Many people spend money based on their emotions or how they are feeling that day. This could be a major threat to your budget and jeopardize your financial goals. Have you ever purchased something because if felt good, boosted your self-esteem or helped you feel better after a bad day? Check out the following behaviors to see if they could be affecting how you spend.
Emotional Spending. Depending on whether you’ve had a good or a bad day, a trip to the store might sound like a good ‘reward.’ After all, buying yourself a new outfit or electronic gadget can reassure you that “things will get better.” But before you grab your wallet, take a minute to think about how you feel. Ask yourself if buying something today could hurt your budget, leaving you feeling anxious or guilty when you realize you bought something you really didn’t need.
Esteem Buying. We have all felt the pressure of “Keeping up with the Jones’.” Social networking sites make our friends and family look like they have perfect lives, enjoy expensive vacations, and wear fashionable clothing. This pressure can wreak havoc on your budget and self-esteem. Remember that just because someone appears to “have it all” doesn’t make it true.
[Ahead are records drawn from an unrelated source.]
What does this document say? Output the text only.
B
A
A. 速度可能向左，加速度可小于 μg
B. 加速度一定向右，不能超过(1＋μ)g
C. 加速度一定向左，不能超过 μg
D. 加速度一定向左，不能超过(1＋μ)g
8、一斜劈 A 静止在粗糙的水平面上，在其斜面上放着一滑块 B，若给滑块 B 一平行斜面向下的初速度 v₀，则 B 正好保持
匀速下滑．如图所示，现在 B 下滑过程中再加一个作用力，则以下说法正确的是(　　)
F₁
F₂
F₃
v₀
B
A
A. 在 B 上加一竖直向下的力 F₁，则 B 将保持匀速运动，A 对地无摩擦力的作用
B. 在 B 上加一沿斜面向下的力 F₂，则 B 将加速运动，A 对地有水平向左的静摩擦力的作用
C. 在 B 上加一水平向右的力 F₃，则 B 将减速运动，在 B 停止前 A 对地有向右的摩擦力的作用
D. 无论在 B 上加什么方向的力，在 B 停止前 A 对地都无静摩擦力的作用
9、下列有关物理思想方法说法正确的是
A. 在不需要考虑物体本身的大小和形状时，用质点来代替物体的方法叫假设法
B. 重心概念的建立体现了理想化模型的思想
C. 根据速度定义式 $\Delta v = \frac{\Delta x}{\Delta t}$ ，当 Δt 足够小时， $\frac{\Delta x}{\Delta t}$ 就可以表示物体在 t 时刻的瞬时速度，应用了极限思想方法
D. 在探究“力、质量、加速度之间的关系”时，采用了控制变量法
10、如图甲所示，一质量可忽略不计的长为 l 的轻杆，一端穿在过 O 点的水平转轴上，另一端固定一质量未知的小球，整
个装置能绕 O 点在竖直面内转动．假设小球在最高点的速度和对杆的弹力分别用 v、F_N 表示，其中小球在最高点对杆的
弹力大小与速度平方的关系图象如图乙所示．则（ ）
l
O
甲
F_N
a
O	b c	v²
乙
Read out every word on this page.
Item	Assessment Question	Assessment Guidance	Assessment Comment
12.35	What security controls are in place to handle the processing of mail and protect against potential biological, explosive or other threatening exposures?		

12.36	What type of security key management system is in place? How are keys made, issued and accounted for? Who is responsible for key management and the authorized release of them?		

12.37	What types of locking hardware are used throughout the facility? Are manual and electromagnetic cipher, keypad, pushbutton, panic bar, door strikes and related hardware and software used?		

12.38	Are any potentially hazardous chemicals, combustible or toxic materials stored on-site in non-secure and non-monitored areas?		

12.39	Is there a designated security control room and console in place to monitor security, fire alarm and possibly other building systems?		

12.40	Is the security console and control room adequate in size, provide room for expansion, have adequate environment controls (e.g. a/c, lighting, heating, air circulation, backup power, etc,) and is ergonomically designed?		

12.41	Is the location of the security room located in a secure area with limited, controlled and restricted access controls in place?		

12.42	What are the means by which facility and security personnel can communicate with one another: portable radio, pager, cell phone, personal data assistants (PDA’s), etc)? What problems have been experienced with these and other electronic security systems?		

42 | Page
Avoidance Shopping. If you are trying to avoid an unpleasant situation, it’s a bad idea to head to the store. Shopping can feel like a good way to escape the stress of life, but facing the underlying problem and being honest with yourself is always the best policy.
Spending Dates. If you have friends or family who ask you to shop or dine out with them, you may be more likely to spend over your budget. Instead of doing group activities that involve spending money, suggest gathering for a meal at home, where everyone can bring a dish. Do you have frugal friends? If so, bring them along on your next shopping trip. A cost-conscious companion can talk you out of unnecessary spending!
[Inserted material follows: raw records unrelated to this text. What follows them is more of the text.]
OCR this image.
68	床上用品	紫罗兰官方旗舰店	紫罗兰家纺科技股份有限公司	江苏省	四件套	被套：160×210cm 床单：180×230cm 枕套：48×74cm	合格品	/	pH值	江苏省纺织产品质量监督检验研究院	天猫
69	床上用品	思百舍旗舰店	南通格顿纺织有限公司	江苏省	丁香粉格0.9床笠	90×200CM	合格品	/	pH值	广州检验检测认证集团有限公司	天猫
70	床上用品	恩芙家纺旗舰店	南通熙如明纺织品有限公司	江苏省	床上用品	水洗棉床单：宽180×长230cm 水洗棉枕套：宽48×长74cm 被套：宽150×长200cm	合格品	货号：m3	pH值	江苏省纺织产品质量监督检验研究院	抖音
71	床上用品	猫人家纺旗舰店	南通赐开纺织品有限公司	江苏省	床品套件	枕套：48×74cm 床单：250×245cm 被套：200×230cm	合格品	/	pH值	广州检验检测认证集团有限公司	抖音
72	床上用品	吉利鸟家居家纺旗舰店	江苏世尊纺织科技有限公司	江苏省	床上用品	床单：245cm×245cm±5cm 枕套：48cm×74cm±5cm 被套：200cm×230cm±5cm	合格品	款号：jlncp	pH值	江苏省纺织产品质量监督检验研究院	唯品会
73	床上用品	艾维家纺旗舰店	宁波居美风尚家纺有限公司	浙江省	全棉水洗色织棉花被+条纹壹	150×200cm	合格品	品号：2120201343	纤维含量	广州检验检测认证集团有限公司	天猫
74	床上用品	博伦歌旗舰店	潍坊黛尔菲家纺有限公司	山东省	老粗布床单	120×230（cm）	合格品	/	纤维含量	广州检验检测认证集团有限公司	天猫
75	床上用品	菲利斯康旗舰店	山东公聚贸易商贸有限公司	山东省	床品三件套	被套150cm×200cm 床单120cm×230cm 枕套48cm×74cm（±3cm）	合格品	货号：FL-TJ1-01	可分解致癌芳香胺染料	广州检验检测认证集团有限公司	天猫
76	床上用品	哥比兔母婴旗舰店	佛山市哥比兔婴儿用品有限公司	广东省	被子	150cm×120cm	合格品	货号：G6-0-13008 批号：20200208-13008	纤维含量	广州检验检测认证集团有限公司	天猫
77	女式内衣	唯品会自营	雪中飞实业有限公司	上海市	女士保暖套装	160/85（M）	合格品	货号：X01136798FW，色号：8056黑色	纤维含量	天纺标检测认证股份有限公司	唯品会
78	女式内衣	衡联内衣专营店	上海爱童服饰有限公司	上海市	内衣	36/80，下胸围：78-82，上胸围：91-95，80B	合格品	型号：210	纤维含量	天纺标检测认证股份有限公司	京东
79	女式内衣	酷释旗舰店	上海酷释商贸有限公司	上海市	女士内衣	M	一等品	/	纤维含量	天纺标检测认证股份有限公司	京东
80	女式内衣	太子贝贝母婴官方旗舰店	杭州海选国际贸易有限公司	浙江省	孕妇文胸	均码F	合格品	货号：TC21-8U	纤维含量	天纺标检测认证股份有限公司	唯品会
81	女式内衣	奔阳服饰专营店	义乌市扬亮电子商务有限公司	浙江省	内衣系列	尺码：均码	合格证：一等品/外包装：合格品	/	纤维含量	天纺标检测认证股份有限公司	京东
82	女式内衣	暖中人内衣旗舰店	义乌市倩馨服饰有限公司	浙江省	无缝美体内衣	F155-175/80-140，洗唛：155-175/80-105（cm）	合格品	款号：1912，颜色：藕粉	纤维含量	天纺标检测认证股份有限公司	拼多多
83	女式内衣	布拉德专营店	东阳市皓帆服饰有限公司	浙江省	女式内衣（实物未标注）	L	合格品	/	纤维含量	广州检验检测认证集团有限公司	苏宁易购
“Special Interest” Spending. Having a hobby or interest can help you reduce stress and increase confidence, but it could also lead to budget woes if it requires costly equipment or other large expenses. Go ahead and enjoy your hobby — just be careful that your new interest doesn’t eat up all your budget so you can’t afford the items you really need. Try healthy hobbies such as gardening or exercise. Both of these healthy activities create a feeling of accomplishment, help clear your mind, and can be inexpensive.
Sales and Bargains. It’s great to look for sales and bargains, but before you find yourself tempted by a good deal, ask yourself a few questions:
- If I buy this, do I have room in my house for it?
- Will this purchase fit into my budget?
- Can I borrow or rent the item when I need it instead?
Try not to purchase food items just because you have a coupon or because it’s a good deal. If your family won’t eat it, it’s a waste of money.
Visuals and Sense Appeal. Stores and advertisers know that buyers are attracted to store displays with sale items or special offers placed at the front of the store, at the end of an aisle, and at eye level. Effective wording on displays might include ‘wholesale,’ ‘less,’ ‘free.’ You may have also noticed that some advertisements for larger ticket items often feature strong images and ideas. Becoming aware of these techniques will help you separate your ‘wants’ from ‘needs’ when you encounter these sensory blitzes.